Crop monitoring is soon to benefit from imagery from the European Space Agency’s latest satellite, launched early March as part of the European Union’s Copernicus environmental monitoring system.
The optical imaging Sentinel-2 mission is based on a constellation of 2 identical satellites:
See also: Accurate satellite images improve nitrogen efficiency
The satellites are in the same orbit, but 180° apart, and they jointly cover all land surfaces, large islands, and inland and coastal waters between latitudes 84°S and 84°N every 5 days, optimising global coverage and data delivery.
Each of the satellites carries an innovative high-resolution multispectral camera with 13 spectral bands for a new perspective of land and vegetation.
Together with a field of vision covering 290 km and frequent revisit times, the satellites will provide unprecedented views of Earth, says the ESA, providing data that will not only monitor the world’s forests, detect pollution in lakes and coastal waters, and contribute to disaster mapping, but also help agricultural crop management.
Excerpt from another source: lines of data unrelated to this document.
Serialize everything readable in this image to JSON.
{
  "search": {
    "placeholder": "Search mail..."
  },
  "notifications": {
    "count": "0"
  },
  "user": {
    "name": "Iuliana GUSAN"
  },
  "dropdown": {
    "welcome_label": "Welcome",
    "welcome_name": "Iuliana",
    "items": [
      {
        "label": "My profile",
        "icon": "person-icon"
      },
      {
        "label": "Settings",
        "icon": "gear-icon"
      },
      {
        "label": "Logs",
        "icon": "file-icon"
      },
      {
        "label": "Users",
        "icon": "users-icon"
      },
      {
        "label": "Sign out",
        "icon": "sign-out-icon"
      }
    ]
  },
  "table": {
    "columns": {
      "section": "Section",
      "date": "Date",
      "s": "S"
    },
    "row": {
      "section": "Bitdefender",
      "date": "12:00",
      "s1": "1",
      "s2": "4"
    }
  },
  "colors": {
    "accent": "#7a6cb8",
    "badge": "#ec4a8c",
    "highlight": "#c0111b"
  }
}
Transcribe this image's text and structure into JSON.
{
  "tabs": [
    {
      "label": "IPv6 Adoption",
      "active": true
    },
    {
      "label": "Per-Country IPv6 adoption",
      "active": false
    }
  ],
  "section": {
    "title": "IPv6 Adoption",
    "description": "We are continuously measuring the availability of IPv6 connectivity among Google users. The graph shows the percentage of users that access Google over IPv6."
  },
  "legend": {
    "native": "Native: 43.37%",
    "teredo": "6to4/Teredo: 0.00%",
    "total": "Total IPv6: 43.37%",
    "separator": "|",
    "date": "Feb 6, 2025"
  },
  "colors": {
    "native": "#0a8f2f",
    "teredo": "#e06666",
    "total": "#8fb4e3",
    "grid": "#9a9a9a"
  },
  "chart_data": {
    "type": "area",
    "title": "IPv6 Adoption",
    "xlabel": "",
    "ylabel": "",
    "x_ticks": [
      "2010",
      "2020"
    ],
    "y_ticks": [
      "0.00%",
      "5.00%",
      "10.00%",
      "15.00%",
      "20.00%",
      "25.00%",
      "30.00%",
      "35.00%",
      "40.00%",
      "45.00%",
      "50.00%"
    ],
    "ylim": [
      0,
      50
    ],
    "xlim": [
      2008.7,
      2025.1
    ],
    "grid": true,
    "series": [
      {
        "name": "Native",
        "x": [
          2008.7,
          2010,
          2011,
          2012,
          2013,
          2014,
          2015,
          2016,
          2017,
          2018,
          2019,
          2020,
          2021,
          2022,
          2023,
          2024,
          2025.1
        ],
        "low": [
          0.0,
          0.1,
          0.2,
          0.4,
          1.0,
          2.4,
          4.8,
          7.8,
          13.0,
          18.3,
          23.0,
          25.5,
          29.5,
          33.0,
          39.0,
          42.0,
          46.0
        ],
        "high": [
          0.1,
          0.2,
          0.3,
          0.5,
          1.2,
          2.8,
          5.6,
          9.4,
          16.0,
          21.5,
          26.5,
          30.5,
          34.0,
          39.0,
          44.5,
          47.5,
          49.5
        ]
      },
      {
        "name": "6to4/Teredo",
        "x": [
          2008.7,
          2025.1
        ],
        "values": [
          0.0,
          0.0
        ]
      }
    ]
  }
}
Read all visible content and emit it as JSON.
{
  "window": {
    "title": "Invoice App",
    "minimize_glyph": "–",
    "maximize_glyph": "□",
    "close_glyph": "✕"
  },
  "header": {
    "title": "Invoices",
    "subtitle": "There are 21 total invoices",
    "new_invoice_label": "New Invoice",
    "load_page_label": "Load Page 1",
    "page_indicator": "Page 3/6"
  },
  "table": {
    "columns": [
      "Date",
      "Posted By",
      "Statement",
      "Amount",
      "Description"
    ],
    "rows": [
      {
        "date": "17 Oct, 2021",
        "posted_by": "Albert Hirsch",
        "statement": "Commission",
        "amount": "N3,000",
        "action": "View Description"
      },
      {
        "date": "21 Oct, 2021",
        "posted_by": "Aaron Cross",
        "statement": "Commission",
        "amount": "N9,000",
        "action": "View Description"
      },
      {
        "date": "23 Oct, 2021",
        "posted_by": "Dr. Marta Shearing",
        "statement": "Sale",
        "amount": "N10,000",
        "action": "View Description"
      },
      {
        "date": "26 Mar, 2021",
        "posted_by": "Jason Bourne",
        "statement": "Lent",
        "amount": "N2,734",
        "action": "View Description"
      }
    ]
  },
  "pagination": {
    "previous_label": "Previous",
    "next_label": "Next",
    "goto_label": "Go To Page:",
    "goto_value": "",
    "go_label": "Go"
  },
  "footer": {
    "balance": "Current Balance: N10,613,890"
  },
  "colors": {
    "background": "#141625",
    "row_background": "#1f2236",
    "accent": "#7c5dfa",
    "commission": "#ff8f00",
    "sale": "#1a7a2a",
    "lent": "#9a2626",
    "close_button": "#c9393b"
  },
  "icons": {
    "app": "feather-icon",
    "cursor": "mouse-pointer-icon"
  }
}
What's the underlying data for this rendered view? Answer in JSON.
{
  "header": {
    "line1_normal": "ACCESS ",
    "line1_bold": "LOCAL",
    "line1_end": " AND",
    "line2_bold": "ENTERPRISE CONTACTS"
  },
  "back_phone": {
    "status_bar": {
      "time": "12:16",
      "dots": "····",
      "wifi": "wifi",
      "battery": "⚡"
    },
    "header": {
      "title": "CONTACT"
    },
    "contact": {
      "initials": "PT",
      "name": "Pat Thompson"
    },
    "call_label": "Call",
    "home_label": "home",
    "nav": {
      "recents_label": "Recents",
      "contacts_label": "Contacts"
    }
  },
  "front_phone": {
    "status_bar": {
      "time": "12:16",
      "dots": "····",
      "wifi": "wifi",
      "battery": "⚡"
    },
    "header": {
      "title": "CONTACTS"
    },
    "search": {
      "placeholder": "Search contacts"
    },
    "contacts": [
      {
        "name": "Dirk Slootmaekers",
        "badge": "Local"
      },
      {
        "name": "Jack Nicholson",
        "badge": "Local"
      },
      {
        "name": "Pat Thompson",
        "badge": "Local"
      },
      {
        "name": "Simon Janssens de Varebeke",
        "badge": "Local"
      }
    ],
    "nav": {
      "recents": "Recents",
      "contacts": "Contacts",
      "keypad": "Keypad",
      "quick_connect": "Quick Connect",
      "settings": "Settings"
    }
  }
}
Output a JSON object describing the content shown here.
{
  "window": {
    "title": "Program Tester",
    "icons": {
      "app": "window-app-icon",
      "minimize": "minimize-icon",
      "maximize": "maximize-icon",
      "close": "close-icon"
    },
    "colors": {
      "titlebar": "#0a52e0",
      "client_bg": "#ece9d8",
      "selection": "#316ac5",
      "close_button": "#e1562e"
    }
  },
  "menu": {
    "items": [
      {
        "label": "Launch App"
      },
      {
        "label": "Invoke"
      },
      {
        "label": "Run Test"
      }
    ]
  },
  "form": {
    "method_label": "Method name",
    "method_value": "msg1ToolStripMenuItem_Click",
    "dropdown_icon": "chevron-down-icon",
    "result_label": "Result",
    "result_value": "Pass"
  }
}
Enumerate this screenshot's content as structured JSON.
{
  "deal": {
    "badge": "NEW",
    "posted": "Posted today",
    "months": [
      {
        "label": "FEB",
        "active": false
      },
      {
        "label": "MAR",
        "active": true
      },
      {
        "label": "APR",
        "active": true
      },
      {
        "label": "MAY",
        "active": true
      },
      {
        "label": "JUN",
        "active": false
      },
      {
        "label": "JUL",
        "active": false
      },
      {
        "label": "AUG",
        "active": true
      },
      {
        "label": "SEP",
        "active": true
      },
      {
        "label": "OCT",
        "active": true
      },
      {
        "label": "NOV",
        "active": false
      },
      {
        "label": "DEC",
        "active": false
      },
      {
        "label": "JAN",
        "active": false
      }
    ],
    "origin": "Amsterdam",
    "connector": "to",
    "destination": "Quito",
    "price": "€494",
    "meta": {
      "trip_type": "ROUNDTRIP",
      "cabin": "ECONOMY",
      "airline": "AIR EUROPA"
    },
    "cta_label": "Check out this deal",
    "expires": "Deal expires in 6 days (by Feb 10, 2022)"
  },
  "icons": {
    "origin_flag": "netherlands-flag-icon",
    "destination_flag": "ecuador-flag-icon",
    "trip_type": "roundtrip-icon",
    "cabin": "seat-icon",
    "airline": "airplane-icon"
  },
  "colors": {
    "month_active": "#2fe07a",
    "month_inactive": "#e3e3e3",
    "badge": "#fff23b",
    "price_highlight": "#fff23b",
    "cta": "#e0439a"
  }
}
Louis Gilmartin, remote sensing expert at British agronomy, engineering and software company Precision Decisions, has worked with data and imagery from Sentinel-2A since its launch.
He says the second satellite will halve the time taken to acquire data used to detect and monitor crop density and health.
In addition, because the data is collected frequently and archived, it can be compared over time to look for patterns in crop health and yield so appropriate action can be taken before problems become serious.
The company is developing its MiFarm online mapping portal software to enable a graphical overlay of the satellite data acquired and processed so farmers can easily see and monitor their crop health, adds Mr Gilmartin.
There are also plans to upgrade MiFarm from a single to multi-layer platform to become a powerful field and farm management tool.